Metal.jl
Metal.jl copied to clipboard
slow broadcast copy in 2D
The following code evaluates the performance of the copy of 2 2D square MTL arrays a and b.
It gives a good performance (GBs: 360 GBs) using the kernel version (commented line) but a poor performance (GBs: 46.2) using the broadcast expression (a .= b)...
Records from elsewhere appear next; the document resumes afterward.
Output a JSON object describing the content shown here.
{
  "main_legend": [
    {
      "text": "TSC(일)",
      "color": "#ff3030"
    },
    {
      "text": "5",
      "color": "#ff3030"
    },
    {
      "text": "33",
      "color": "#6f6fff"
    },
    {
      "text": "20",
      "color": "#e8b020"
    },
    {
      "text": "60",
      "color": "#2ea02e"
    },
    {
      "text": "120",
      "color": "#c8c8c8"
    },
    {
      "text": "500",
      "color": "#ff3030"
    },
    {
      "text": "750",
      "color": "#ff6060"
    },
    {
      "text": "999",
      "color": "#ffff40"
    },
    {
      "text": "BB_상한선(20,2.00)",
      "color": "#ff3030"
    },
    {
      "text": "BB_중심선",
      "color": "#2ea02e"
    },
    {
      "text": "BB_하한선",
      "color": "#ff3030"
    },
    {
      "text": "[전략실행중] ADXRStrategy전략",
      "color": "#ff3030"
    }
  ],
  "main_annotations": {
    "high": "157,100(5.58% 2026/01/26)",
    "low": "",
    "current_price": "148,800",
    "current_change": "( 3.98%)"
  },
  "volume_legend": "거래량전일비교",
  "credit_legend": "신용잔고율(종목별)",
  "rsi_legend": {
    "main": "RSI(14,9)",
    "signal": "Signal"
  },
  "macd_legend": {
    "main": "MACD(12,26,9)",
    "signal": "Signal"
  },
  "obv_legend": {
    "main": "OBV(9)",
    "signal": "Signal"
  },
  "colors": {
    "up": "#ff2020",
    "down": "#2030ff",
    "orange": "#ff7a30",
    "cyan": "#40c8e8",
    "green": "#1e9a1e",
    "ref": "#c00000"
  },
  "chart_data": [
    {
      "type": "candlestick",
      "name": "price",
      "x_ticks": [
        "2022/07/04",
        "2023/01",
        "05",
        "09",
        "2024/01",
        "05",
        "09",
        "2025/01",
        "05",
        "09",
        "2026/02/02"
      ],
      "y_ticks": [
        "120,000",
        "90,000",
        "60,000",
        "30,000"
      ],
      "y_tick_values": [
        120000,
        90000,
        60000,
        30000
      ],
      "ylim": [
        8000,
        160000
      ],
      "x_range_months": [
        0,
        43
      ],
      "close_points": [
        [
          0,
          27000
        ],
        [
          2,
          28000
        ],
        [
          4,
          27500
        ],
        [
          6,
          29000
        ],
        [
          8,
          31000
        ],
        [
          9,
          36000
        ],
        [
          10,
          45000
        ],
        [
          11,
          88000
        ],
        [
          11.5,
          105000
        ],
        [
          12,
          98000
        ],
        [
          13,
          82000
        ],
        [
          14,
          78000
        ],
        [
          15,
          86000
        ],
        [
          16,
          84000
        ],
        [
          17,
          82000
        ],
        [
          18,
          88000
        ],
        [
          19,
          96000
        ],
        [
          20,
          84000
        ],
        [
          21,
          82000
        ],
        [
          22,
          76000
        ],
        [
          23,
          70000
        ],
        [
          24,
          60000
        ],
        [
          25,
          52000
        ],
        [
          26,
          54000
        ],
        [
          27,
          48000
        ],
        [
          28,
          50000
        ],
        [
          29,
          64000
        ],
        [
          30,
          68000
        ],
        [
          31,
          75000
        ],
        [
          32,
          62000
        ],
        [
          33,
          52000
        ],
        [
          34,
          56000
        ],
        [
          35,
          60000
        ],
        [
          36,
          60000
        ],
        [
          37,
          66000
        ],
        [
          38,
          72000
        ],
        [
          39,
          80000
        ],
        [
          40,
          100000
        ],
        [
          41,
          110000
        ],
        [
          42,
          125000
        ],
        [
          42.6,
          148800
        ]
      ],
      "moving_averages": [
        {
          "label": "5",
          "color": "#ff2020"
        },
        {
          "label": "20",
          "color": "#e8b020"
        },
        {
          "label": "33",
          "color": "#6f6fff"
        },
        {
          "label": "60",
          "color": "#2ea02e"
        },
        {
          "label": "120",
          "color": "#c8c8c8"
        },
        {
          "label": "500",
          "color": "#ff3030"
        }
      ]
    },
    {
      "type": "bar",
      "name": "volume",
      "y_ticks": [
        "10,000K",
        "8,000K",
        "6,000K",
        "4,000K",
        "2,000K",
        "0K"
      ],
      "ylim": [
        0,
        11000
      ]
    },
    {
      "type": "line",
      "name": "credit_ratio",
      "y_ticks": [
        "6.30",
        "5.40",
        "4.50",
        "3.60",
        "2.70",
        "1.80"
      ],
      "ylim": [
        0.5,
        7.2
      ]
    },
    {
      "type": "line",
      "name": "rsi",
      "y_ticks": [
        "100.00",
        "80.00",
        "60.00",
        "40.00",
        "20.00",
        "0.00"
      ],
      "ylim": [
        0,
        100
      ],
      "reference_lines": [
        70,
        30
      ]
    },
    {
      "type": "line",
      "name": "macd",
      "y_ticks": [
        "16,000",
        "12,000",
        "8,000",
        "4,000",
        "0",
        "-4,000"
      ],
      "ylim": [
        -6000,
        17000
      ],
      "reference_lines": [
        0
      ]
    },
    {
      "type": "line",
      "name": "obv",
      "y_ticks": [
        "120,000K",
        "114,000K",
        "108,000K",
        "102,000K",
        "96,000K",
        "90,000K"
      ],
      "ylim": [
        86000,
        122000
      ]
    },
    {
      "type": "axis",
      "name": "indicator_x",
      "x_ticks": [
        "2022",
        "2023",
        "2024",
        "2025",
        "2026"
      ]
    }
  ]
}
Note that the broadcast expression is OK (equivalent to kernel copy) for 1D arrays since the last bug fix.
using Metal
function kernel_copy!(a, b)
(i,j) = thread_position_in_grid_2d()
@inbounds a[i,j] = b[i,j]
return
end
function device_copy(n=2^14,nsample=10)
a = MtlArray(rand(Float32, n,n))
b = MtlArray(rand(Float32, n,n))
threads = (32,32)
grid_size = cld.(n, threads)
@show threads,grid_size
ts=zeros(nsample)
for i ∈ 1:nsample
ts[i] = @elapsed Metal.@sync begin
# @metal threads=threads grid=grid_size kernel_copy!(a, b)
a .= b
end
end
@assert Array(a)==Array(b)
@show ts
tmin = minimum(ts)
size_in_bytes = 2*length(a)*sizeof(Float32) #1R+1W
byte_per_ns = size_in_bytes / (tmin*1.e9)
println("GBs: $(round(byte_per_ns; digits=3))")
# Cleanup memory (is it necessary)
finalize(a)
finalize(b)
end
device_copy()